If you know the pitfalls of trading, you can easily avoid them. Small mistakes are inevitable, such as entering the wrong stock symbol or incorrectly setting a buy level. But these are forgivable, and, with luck, even profitable. What you have to avoid, however, are the mistakes due to bad judgment rather than simple errors. These are the "deadly" mistakes which ruin entire trading careers instead of just one or two trades. To avoid these pitfalls, you have to watch yourself closely and stay diligent.

Think of trading mistakes like driving a car on icy roads: if you know that driving on ice is dangerous, you can avoid traveling in a sleet storm. But if you don't know about the dangers of ice, you might drive as if there were no threat, only realizing your mistake once you're already off the road.

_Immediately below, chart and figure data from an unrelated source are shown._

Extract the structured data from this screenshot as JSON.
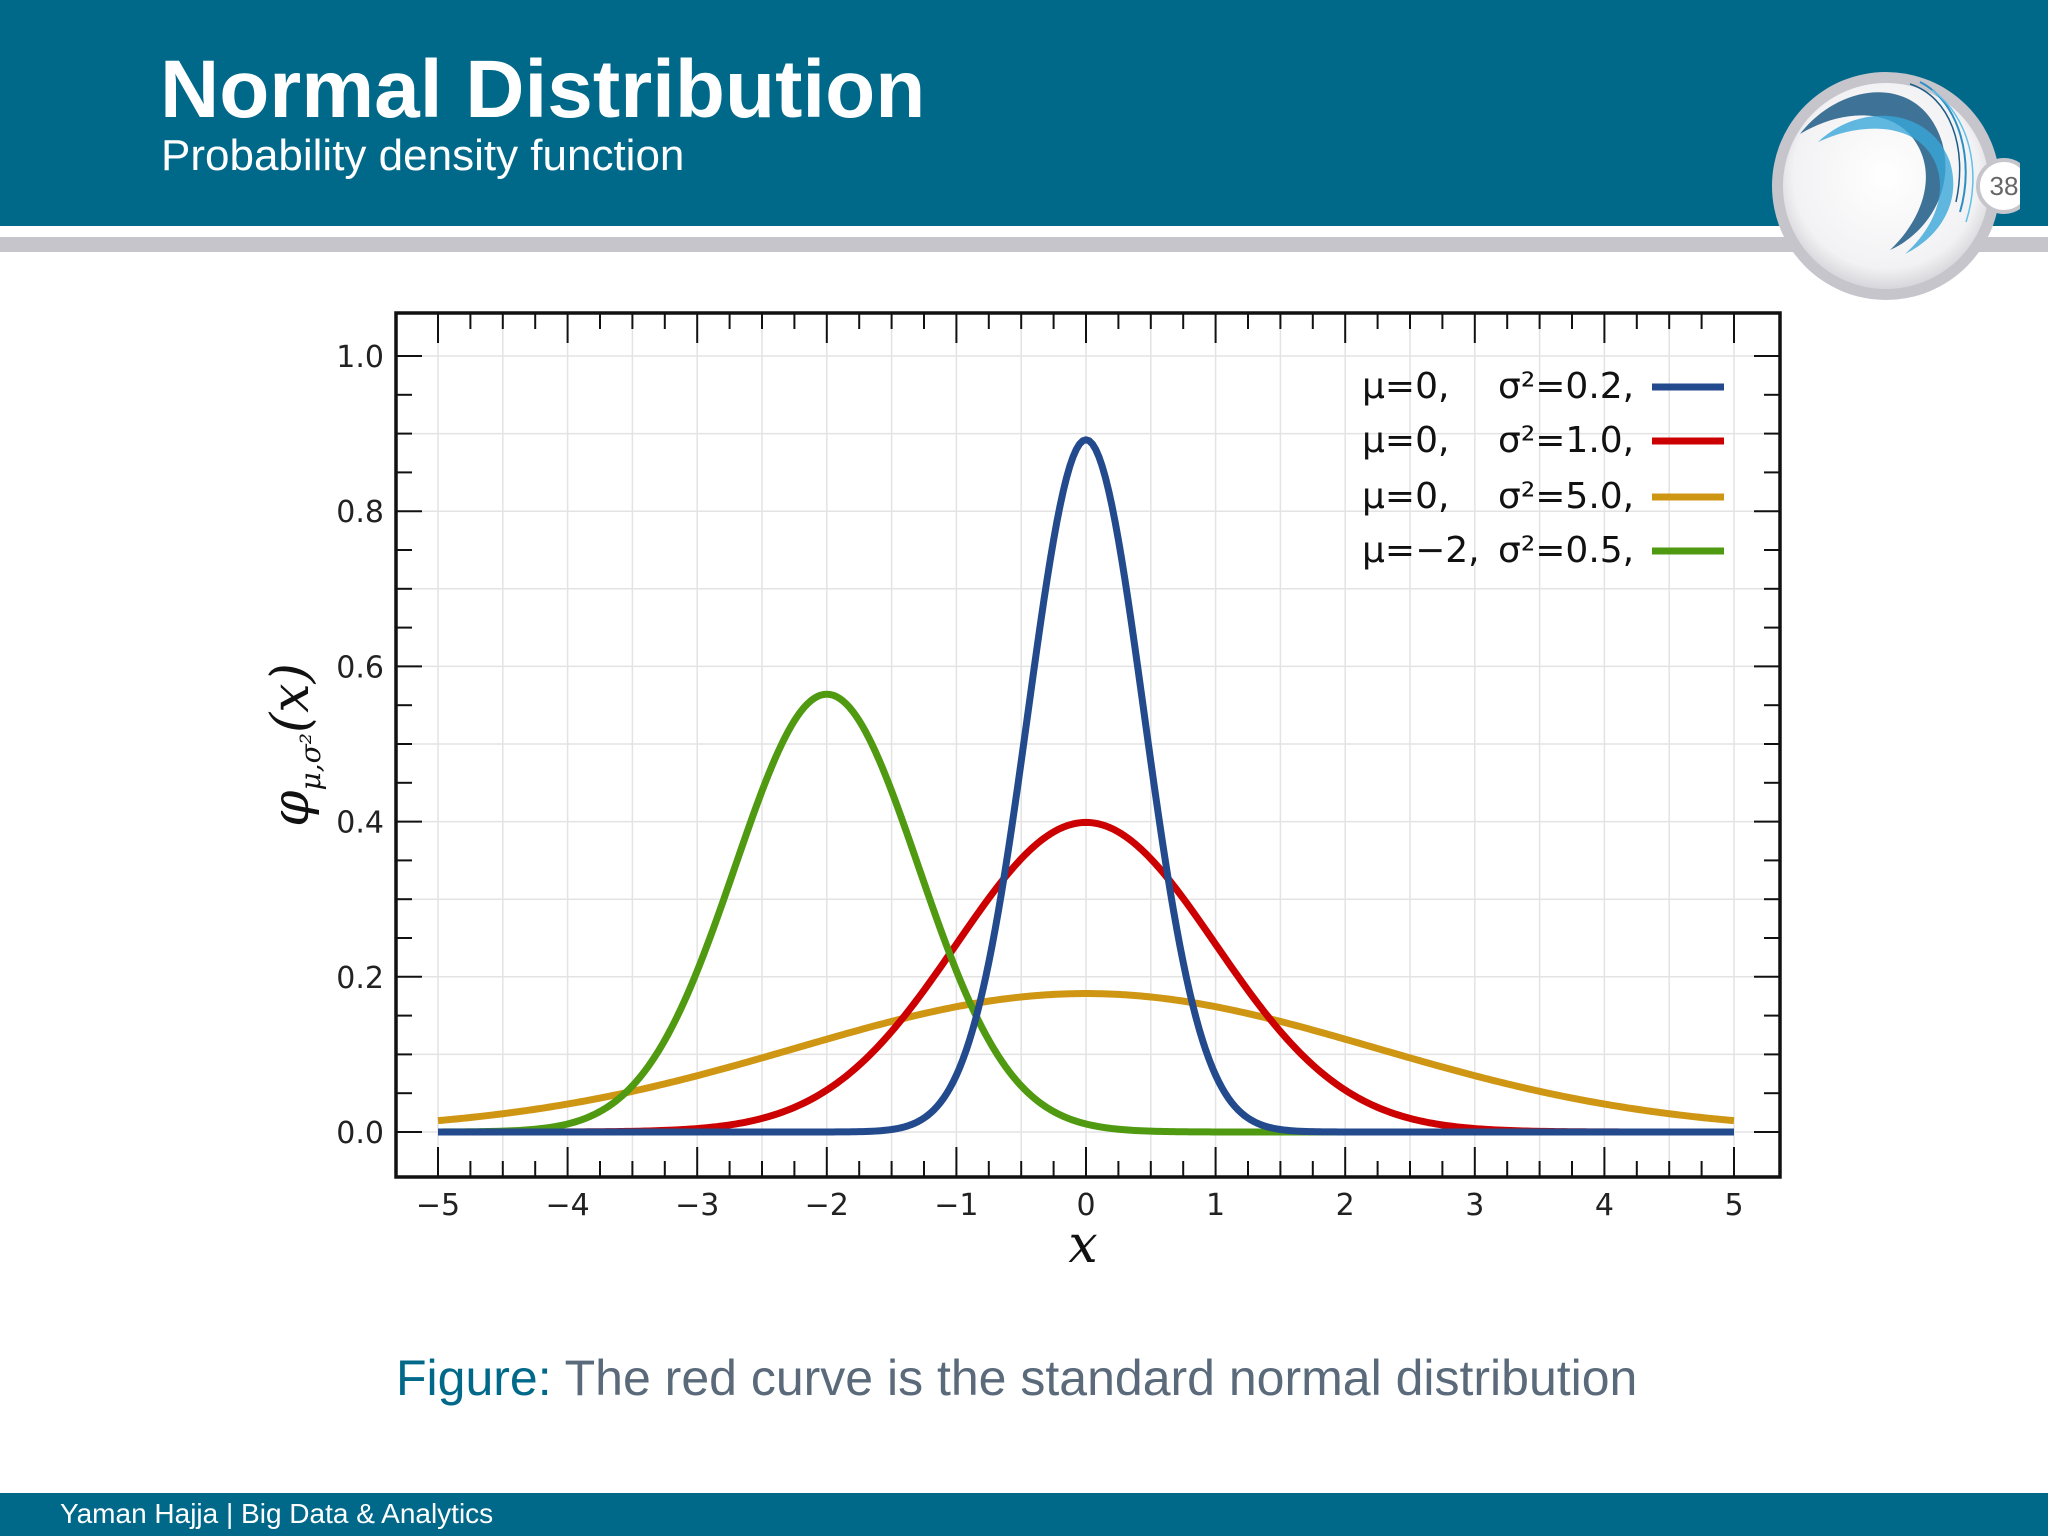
{
  "slide": {
    "title": "Normal Distribution",
    "subtitle": "Probability density function",
    "page_number": "38",
    "caption_label": "Figure:",
    "caption_text": " The red curve is the standard normal distribution",
    "footer": "Yaman Hajja | Big Data & Analytics"
  },
  "colors": {
    "header_bg": "#00698a",
    "rule_grey": "#c7c5cc"
  },
  "chart_data": {
    "type": "line",
    "xlabel": "x",
    "ylabel": "φμ,σ²(x)",
    "ylabel_symbol": "φ",
    "ylabel_subscript": "μ,σ²",
    "ylabel_arg": "(x)",
    "xlim": [
      -5,
      5
    ],
    "ylim": [
      0,
      1.0
    ],
    "x_ticks": [
      -5,
      -4,
      -3,
      -2,
      -1,
      0,
      1,
      2,
      3,
      4,
      5
    ],
    "x_tick_labels": [
      "−5",
      "−4",
      "−3",
      "−2",
      "−1",
      "0",
      "1",
      "2",
      "3",
      "4",
      "5"
    ],
    "y_ticks": [
      0.0,
      0.2,
      0.4,
      0.6,
      0.8,
      1.0
    ],
    "y_tick_labels": [
      "0.0",
      "0.2",
      "0.4",
      "0.6",
      "0.8",
      "1.0"
    ],
    "grid": true,
    "legend_position": "top-right",
    "series": [
      {
        "mu_label": "μ=0,",
        "sigma_label": "σ²=0.2,",
        "mu": 0,
        "variance": 0.2,
        "color": "#234a8c"
      },
      {
        "mu_label": "μ=0,",
        "sigma_label": "σ²=1.0,",
        "mu": 0,
        "variance": 1.0,
        "color": "#cc0000"
      },
      {
        "mu_label": "μ=0,",
        "sigma_label": "σ²=5.0,",
        "mu": 0,
        "variance": 5.0,
        "color": "#cf9614"
      },
      {
        "mu_label": "μ=−2,",
        "sigma_label": "σ²=0.5,",
        "mu": -2,
        "variance": 0.5,
        "color": "#4f9a10"
      }
    ]
  }
}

One of the first mistakes new traders make is sinking plenty of wasted effort and time into envisioning legit trends. Traders can use really difficult formulas, indictors, and systems to spot possible trends. They will finish up plotting so many signals on a single screen that they cannot even see the costs any more. The difficulty is that they lose sight of easy choices about when to buy and when to sell.

The mistake here is trying to understand too much at once. Some people think that the more complicated their system is, the better it will be at "predicting" trends. This is almost always an illusion. Depending too much on complicated systems makes you completely lose sight of the basic principle of trading: buy when the market is going up and sell when it's going down. Since you want to buy and sell early in a trend, the most important thing to discover is when a trend begins. Complicated indicators only obscure this information.

Do not forget to keep it simplistic : one of the most simple paths to identify a trend is by using trendlines. Trendlines are easy techniques to tell you when you're seeing an uptrend ( when costs make a collection of higher highs and higher lows ) and downtrends ( when costs show lower highs and lower lows ). Trendlines show you the lower boundaries of an uptrend or the higher boundaries of a downtrend and, most significantly, will help you see when a trend starts to modify.

Once you get comfortable plotting trendlines, you can use them to decide when to start taking action. Only after using these early indicators should you start using more specific strategies to determine your exact buy or sell point. Moving averages, turtle trading, and the Relative Strength Index (RSI) are some examples of more complex indicators and systems that are available. But only use them after you've determined if the market is trending or not.